The $1 Trillion figure is attributed to anti-virus vendor McAfee, while the $388 million in IP losses number belongs to Symantec's Norton division. According to ProPublica, "The report was not actually researched by Norton employees; it was outsourced to a market research firm, StrategyOne, which is owned by the public relations giant Edelman."

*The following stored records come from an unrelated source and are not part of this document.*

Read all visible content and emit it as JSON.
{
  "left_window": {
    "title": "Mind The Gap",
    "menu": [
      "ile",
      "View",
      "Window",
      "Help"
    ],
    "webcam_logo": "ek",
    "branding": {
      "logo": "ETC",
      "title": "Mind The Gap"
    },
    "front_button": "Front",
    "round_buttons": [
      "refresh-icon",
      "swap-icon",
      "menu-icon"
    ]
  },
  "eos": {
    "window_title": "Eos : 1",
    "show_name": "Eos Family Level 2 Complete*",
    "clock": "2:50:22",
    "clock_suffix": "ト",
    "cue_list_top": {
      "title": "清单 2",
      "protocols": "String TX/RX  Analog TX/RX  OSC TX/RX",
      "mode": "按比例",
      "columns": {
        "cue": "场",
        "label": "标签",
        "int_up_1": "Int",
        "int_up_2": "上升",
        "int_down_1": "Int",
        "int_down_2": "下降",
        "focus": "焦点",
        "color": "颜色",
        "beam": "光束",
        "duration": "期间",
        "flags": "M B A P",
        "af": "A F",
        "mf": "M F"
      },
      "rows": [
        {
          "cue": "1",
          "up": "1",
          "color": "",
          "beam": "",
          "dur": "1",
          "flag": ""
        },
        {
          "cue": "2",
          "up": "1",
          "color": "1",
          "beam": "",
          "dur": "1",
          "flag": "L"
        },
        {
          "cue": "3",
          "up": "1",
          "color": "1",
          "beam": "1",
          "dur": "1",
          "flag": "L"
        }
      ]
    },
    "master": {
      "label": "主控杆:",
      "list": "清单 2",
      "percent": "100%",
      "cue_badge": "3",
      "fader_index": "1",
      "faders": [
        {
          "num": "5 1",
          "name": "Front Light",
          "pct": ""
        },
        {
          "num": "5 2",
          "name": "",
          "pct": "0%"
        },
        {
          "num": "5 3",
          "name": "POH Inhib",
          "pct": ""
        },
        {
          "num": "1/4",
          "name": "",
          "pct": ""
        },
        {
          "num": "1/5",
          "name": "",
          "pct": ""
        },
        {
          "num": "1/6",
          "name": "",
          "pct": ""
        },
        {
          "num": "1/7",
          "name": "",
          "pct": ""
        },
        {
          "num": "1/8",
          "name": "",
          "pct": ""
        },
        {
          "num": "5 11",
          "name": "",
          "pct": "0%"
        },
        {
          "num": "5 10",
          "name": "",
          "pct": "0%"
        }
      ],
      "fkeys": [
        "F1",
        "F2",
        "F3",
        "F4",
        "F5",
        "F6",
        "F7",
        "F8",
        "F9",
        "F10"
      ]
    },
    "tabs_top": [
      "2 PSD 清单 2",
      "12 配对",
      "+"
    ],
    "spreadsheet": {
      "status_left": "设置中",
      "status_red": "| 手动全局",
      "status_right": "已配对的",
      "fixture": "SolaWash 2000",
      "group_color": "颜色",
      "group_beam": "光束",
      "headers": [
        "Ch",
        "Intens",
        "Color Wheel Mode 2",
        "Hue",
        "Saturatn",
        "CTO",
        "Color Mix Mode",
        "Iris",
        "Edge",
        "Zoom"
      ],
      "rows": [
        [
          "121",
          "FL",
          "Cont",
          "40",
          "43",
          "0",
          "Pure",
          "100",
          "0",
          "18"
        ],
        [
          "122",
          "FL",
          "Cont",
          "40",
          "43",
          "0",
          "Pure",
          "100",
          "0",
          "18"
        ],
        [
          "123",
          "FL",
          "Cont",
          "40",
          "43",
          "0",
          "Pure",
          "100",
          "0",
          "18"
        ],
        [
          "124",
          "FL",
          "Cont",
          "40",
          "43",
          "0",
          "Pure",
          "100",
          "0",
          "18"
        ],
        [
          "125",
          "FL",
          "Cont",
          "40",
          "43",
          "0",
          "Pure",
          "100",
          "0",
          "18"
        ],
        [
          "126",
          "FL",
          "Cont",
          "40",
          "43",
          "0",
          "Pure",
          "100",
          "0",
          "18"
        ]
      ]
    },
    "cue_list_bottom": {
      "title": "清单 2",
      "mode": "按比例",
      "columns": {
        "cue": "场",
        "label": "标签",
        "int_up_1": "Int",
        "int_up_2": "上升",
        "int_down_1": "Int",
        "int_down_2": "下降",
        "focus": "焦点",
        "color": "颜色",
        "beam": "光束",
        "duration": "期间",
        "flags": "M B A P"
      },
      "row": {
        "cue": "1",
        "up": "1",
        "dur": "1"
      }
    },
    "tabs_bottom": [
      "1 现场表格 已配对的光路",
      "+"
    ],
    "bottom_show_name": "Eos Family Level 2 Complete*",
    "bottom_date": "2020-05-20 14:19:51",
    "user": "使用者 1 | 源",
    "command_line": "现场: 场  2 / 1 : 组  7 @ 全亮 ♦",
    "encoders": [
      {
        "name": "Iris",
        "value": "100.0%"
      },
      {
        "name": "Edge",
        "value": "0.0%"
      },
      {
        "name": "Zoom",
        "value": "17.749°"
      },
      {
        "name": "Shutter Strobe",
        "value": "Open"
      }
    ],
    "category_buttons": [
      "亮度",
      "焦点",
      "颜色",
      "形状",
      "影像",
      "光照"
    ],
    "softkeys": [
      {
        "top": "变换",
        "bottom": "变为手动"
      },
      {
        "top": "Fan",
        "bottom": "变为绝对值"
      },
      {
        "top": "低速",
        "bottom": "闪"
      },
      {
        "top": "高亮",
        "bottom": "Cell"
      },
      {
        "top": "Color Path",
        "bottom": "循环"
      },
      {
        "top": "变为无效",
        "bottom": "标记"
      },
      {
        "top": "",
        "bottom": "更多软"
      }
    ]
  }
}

The problem with both of these figures — $1Trillion and $388 million — is, as Microsoft researchers pointed out earlier this year in a report report fittingly titled "Sex, Lies, and Cybercrime", they are studded with outliers. In one example they cite that a single individual who claims $50,000 losses, in an N = 1000 person survey, is enough to extrapolate a $10 billion loss over the population. In another, one unverified claim of $7,500 in phishing losses translates into $1.5 billion over the population.
The Microsoft researchers concluded: "Are we really producing cyber-crime estimates where 75% of the estimate comes from the unverified self-reported answers of one or two people? Unfortunately, it appears so. Can any faith whatever be placed in the surveys we have? No, it appears not."